Comment Re:My wife just died of cancer this week (Score 1) 140

I don't really see any evidence for substantial spending on antibiotic R&D. If you can point to some kind of citation for this I'm certainly curious.

Antibiotics aren't really a chemical class either, since there are many mechanisms of action. A chemical class would be something like beta-lactam antibiotics, etc. I suspect that particular class is mostly played-out, but there are potentially as many mechanisms for attacking bacteria as there are unique metabolic pathways in bacteria.

I don't mean to trivialize drug development - it seems to have slowed down across the board which probably reflects that most of the "low-hanging fruit" is gone.

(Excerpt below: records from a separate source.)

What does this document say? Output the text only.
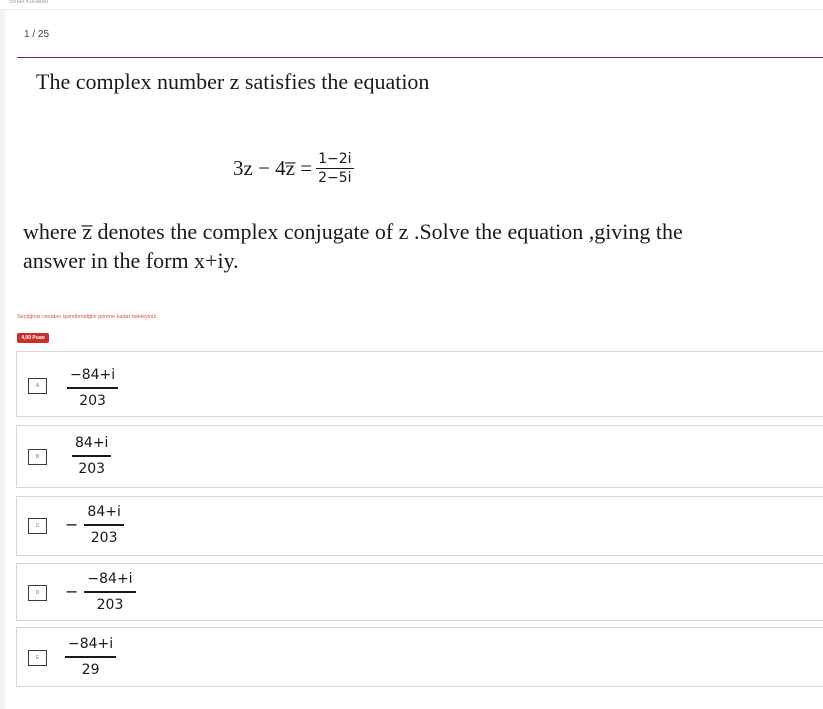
Sınav Kurallari
1 / 25
The complex number z satisfies the equation
3z − 4z̅ = $\frac{1-2i}{2-5i}$
where z̅ denotes the complex conjugate of z .Solve the equation ,giving the answer in the form x+iy.
Seçtiğiniz cevabın işaretlendiğini görene kadar bekleyiniz.
4,00 Puan
A	$\frac{-84+i}{203}$
B	$\frac{84+i}{203}$
C	− $\frac{84+i}{203}$
D	− $\frac{-84+i}{203}$
E	$\frac{-84+i}{29}$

I think it is a far stretch to go from that to saying that there won't be any new drugs of any particular kind.

Looking at this, it seems like we have about 75k MRSA cases per year. If you want to make a decent profit of around $100M/yr off of that, then you need to charge about $1500 per case. That wouldn't be an amazing blockbuster, but it probably would be sustainable. If you could charge $15k/case then it would be a solidly profitable drug.

There are a few problems with those numbers. One is whether introducing an antibiotic would reduce the incidence rate. Obviously we would want it to, but that means fewer cases, and so you need to charge more per case. Also, what percentage of those cases are among people with insurance willing to pay those kinds of fees for treatment. If you end up treating people for a reduced charge or for free, then again there isn't much profit.

If some first world nation offered a bounty for a treatment that made up for these shortcomings I bet you'd see a determined effort to discover a new antibiotic.